I wonder how many Renaissance paintings or Medieval paintings gain their mystery from our ignorance. They make us wonder who that girl in the pearl earring really is, but perhaps, in her day, everyone knew who she was or what kind of person she was.

While enjoying pictures of the world is part of our nature, not everyone enjoys art more than snapshots. Why else would so many people own no art, not even prints and reproductions, which are cheap, and why else would so many people put up movie posters and snapshots of their friends, to the exclusion of art?

So art isn’t for everyone, even when it is representational. And abstraction has a smaller audience, yet. And it’s the size of the audience that gives art its best chances for survival. So you may be right, that abstraction is the Neanderthal of the art world — but not if the art world has its say:

Art museums are skewing the survival prospects of abstract art by having so much of it in their collections (shown, Hans Hoffman’s The Gate, part of the Guggenheim’s collection). Here, it’s the extremely informed art viewers who are making the choices and not vox populi. In truth, they may be too far into their theories and interest in paint’s materiality to notice that few others are looking.

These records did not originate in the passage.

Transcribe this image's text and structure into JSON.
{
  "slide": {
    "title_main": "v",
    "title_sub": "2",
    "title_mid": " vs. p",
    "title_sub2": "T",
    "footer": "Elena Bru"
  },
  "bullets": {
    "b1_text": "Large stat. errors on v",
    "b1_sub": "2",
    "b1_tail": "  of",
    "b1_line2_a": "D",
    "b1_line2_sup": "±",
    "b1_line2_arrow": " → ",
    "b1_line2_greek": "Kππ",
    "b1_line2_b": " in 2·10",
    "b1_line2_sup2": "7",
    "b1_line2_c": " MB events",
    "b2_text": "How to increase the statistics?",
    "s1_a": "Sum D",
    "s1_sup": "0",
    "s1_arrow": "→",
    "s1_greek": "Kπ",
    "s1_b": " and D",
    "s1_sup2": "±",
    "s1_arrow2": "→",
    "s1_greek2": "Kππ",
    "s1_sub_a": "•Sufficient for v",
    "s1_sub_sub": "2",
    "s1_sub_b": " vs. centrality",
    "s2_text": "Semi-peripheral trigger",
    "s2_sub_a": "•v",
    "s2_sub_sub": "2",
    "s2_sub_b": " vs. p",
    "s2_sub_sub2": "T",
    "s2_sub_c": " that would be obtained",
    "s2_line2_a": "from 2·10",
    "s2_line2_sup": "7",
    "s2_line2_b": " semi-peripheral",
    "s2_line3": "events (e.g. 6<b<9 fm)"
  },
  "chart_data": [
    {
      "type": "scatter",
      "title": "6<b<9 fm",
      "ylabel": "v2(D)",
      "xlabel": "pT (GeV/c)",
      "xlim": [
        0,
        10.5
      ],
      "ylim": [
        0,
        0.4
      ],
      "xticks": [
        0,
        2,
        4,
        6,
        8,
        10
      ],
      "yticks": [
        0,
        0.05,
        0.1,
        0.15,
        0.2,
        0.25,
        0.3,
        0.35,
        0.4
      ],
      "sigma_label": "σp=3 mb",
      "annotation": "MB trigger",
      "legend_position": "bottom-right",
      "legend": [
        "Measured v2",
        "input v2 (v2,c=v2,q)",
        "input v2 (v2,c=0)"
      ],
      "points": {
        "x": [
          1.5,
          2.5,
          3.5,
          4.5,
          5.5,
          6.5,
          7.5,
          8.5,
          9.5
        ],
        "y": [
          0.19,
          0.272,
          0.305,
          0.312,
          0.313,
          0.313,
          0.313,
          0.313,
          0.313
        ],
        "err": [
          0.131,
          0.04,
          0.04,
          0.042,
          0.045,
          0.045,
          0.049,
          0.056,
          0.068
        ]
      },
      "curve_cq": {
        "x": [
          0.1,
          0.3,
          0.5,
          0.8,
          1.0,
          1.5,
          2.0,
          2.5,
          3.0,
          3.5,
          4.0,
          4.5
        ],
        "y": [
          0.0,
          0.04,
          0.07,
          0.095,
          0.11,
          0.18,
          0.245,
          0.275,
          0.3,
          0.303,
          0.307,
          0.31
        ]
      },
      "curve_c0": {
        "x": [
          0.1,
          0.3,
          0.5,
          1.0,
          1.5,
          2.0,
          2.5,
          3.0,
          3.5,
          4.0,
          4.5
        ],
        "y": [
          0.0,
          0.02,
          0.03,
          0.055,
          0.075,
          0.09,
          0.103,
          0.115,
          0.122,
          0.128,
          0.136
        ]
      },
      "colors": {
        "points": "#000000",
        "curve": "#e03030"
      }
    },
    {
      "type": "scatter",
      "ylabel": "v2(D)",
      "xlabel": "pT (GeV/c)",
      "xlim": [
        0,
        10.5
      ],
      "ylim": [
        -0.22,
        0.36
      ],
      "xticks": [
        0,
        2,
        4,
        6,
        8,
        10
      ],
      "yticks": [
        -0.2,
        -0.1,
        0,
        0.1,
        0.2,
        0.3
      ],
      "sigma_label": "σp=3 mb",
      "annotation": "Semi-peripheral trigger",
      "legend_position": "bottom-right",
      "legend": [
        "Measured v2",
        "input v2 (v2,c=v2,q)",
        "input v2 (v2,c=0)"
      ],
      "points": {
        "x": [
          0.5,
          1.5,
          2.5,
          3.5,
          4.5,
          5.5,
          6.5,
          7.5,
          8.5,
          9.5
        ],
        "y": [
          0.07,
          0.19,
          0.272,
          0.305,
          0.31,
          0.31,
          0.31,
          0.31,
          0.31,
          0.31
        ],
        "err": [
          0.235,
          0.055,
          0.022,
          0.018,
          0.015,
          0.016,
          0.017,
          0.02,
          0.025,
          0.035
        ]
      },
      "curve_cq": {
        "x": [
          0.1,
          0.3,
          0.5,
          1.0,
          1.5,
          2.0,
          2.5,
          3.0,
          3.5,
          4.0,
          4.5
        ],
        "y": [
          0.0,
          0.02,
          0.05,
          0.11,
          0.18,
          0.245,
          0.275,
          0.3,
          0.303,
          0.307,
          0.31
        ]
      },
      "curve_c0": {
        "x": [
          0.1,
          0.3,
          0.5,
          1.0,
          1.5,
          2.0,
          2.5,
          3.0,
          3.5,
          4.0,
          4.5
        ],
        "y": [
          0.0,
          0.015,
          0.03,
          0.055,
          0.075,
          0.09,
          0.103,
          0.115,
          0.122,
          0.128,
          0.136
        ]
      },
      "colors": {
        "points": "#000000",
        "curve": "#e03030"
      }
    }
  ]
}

So 1,000 years from now, when you discover a color field painting (shown, a Jules Olitski screen print) that survived the bombs down in the museum sub-basement, will you say, look at this giant color swatch for floor covering, or will you say om?

My guess is you will save the om for a Tibetan Tanka that takes you on a representational trip around its image and into the beyond.

On the other hand, we have tons of pattern that we admire from other cultures, so why wouldn’t Futureworld admire ours?

Abstract is pretty hard to decode, and some of it seems just silly to me (I’m thinking Robert Ryman whites, Ad Rheinhart blacks).

But what do you make of Thomas Nozkowski (shown, Untitled)? I don’t think you’d throw him on the trash heap that readily.